The Pacific Islands Roundtable for Nature Conservation reached a turning point in its history in June 2008, with eight organisations signing a Membership Charter that commits them to improve how each of the members will work in Pacific island countries. Signing the Charter formalises membership on the Roundtable and commits organisations to becoming more transparent and accountable in implementing the newly drafted Regional Action Strategy for Nature Conservation, 2008-2012.
“The Charter reflects the collective experience of Roundtable members and our recognition that there is a need for radical change in the way we work together,” said Stuart Chape, who signed the Charter on behalf of the Director of the Secretariat of the Pacific Regional Environment Programme (SPREP).

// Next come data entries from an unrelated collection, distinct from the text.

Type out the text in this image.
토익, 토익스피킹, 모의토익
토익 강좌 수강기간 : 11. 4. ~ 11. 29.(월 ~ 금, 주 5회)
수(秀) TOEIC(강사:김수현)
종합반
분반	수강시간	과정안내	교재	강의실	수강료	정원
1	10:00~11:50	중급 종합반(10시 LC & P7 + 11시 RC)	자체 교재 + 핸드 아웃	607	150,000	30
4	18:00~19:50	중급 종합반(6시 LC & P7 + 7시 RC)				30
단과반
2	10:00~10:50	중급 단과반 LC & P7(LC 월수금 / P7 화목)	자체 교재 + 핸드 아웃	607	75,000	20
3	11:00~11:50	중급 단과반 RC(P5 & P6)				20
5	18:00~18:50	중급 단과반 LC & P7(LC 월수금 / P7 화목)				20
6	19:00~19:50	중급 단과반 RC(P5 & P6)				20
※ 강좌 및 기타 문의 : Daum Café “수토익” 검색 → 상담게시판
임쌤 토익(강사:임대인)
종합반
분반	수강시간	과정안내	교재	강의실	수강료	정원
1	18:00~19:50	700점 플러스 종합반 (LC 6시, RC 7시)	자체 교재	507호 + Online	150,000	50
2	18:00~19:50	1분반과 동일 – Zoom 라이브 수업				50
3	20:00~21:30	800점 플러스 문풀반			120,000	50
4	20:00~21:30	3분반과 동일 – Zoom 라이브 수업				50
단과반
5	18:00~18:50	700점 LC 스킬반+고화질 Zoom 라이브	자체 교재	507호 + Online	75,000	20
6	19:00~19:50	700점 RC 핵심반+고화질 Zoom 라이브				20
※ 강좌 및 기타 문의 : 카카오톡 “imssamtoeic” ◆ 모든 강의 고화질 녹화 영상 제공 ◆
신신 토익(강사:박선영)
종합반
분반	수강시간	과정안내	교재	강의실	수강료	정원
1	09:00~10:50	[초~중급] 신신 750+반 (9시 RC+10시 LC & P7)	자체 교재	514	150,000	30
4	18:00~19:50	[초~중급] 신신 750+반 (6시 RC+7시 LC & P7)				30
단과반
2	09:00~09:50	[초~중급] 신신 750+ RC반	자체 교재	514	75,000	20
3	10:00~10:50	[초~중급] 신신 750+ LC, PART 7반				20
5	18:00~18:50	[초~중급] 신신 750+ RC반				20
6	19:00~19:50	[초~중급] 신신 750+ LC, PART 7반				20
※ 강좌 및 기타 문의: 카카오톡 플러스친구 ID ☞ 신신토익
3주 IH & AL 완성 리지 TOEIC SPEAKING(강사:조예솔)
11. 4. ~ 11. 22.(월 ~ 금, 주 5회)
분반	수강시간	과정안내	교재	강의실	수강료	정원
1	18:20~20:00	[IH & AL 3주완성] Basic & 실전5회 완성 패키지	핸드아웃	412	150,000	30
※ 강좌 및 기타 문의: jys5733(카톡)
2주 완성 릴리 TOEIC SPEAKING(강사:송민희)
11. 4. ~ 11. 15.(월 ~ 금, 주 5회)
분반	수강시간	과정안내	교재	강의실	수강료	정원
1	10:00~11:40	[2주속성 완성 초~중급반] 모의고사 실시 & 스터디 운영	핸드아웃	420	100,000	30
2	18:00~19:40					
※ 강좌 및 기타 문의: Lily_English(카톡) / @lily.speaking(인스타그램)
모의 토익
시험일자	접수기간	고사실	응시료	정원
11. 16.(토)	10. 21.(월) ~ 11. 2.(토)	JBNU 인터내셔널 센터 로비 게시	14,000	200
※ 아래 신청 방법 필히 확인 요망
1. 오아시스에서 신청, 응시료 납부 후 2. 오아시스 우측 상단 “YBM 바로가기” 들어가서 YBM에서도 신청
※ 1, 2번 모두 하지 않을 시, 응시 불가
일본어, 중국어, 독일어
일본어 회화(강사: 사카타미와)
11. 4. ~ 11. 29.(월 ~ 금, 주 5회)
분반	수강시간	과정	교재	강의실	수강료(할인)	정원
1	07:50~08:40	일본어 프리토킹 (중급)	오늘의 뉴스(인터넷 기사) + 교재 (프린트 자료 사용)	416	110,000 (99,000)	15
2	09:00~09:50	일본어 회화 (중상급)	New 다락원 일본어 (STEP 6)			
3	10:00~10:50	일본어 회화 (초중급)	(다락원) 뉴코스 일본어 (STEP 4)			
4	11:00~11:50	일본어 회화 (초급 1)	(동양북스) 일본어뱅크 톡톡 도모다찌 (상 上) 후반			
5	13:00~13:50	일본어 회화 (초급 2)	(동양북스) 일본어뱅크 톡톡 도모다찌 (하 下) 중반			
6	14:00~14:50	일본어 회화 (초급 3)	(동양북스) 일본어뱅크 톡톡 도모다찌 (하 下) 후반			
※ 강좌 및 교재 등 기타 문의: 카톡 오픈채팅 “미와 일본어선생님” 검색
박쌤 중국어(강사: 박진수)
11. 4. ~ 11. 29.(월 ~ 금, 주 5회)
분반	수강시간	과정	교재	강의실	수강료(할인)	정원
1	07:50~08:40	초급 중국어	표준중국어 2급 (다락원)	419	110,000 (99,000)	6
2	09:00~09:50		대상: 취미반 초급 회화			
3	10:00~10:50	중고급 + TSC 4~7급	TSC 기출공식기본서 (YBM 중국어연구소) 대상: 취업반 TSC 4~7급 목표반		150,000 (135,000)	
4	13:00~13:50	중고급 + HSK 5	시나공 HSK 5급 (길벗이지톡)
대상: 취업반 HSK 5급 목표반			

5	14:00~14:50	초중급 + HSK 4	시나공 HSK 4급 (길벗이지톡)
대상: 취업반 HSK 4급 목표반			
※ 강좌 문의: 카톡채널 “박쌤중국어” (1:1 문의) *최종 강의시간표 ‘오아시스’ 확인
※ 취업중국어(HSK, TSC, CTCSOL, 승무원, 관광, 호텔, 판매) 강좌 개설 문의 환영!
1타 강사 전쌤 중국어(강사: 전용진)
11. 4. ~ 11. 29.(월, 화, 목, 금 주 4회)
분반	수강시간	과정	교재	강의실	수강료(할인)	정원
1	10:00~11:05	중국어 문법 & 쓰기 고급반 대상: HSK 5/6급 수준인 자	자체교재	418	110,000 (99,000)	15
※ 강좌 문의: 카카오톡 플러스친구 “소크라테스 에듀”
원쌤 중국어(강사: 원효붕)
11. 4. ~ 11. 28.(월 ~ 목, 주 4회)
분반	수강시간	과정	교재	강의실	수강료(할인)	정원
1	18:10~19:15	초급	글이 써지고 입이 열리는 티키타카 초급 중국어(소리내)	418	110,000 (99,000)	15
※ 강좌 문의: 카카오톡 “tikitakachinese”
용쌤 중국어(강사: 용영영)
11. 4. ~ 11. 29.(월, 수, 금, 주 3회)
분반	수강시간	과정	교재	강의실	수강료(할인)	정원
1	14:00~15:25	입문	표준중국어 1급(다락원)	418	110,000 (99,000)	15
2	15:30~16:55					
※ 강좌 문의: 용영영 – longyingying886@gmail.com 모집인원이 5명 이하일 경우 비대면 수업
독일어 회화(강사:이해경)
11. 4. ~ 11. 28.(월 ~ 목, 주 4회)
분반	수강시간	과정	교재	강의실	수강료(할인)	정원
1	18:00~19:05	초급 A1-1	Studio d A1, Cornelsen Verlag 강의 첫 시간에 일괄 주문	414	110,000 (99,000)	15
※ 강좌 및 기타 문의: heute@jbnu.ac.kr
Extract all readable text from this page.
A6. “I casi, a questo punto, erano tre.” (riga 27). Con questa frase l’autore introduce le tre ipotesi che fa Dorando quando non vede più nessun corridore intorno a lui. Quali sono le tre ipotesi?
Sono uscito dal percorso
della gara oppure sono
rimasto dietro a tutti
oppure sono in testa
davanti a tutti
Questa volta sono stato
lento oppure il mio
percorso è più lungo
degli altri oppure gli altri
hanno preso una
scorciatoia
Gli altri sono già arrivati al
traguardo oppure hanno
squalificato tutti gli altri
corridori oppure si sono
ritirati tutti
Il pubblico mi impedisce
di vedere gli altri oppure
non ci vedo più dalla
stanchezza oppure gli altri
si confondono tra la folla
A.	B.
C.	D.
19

Another signatory, Chris Margules, Director for Conservation International’s Indonesia-Pacific Field Division, added, “Most importantly, the Charter commits members to working in the interests of countries and supporting the implementation of National Biodiversity Strategic Action Plans (NBSAPS). The NBSAPs outline a country’s conservation priorities and need to play a more prominent role in driving the work of conservation organisations and donors.”
“The Roundtable is a professional conservation body, which provides a valuable process for bringing strategic oversight to conservation in the region,” explained Taholo Kami, current Chair of the Roundtable and Director of the Suva-based IUCN Regional Office for Oceania. “There are many organisations working in nature conservation throughout the Pacific region and we need an effective forum to ensure accountability, transparency and coordination for conservation.”
The membership charter was also signed by the University of the South Pacific, the Pacific Applied GeoScience Commission (SOPAC), the Locally Managed Marine Area Network, the South Pacific Programme Office for WWF and The Nature Conservancy.
Other organisations will have opportunity to consider the Charter and become Roundtable members over the next three months.